А Маргрет тем временем вместе с компанией ушла далеко вперед, и к этой небольшой группе молодых и веселых людей присоединился также и Онгельт, хотя ему было очень трудно поспевать за ними на своих коротеньких ножках.

Все опять относились к нему очень приветливо, поскольку для этих озорников пугливый коротышка с влюбленными глазами был готовым объектом для насмешек. Хорошенькая Маргрет была с ними заодно и вовлекала своего обожателя время от времени с мнимой серьезностью в разговор, так что он от счастливого возбуждения и проглатывания частей фраз основательно взмок.

Но радость была недолгой. Постепенно бедный малый заметил, что у него за спиной над ним потешаются, и даже если готов был с этим смириться, он тем не менее чувствовал себя подавленным и утратил всякую надежду. Но он постарался, чтобы внешне никто ничего не заметил. Разнузданное веселье нарастало с каждой минутой, и он натужено смеялся вместе со всеми — тем громче, чем отчетливее понимал, что намеки и шутки нацелены на него. Наконец самый дерзкий из молодых людей, длинный, как телеграфный столб, помощник аптекаря закончил все издевательства грубой шуткой.

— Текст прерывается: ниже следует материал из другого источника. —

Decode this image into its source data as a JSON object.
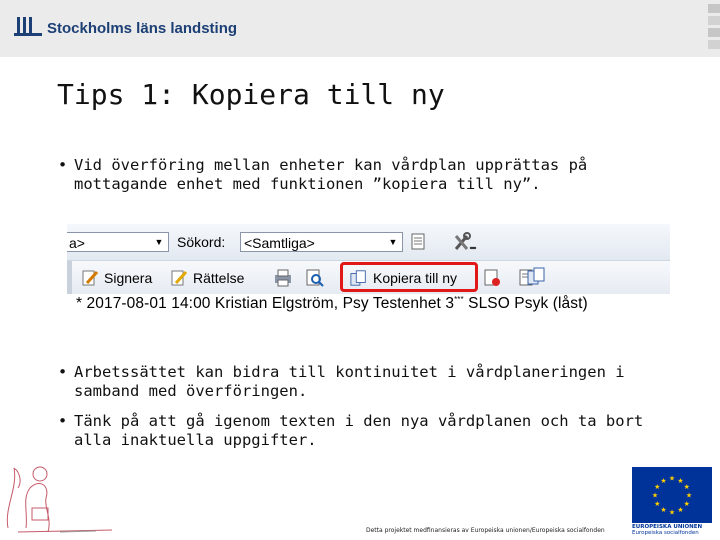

Они как раз проходили мимо роскошного старого дуба, и аптекарь вызвался дотянуться руками до нижнего сука высокого дерева. Он несколько раз подпрыгнул, но так и не достал, и окружившие его спутники уже начали подтрунивать над ним. Тут ему пришла в голову идея выкинуть злую шутку и вернуть себе расположение, подставив под насмешки кого-то другого. Неожиданно он обхватил за туловище маленького Онгельта, поднял его вверх и потребовал, чтобы тот ухватился за сук и повисел в воздухе. Застигнутый врасплох Онгельт стал возмущаться и наверняка не пошел бы на это, если бы не испугался, зависнув на суку, что рухнет вниз. В его положении не оставалось, однако, ничего другого, как ухватиться руками за ветку; как только поднявший это заметил, он отпустил его, и Онгельт беспомощно повис под общий смех молодежи высоко над землей, болтая ногами и издавая гневные выкрики.

— Вниз! — громко кричал он. — Снимите меня немедленно с дерева, эй, вы!

Его голос сорвался, он чувствовал себя совершенно раздавленным и обреченным на вечный позор. А аптекарь заявил, они требуют выкупа, и все радостно захлопали в ладоши.

— Вы должны выкупить свою свободу! — крикнула Маргрет Дирламм.

Против нее он не мог устоять.

— Да, да, — закричал он, — но только побыстрее!

Его мучитель произнес небольшую речь, содержание которой сводилось к тому, что господин Онгельт вот уже три недели является членом церковного хора, но никто до сих пор так и не слышал, как он поет. Так вот он не будет вызволен из его высокого и опасного положения, пока не споет для собравшихся одну из песен.

Едва он кончил говорить, Андреас сразу запел, чувствуя, что силы оставляют его. Почти навзрыд он затянул строчку «Подумай о часе…» и, не допев ее до конца, выпустил из рук ветку и с криком рухнул вниз. Все очень испугались, и если бы он сломал ногу, то вполне мог бы рассчитывать на покаянное сочувствие. Но он встал на ноги, бледный, но невредимый, схватил свою шляпу, валявшуюся рядом во мху, тщательно водрузил ее на законное место и молча ушел — назад, тем же самым путем, каким они пришли сюда. За первым же поворотом он сел у края тропинки и попытался отдышаться.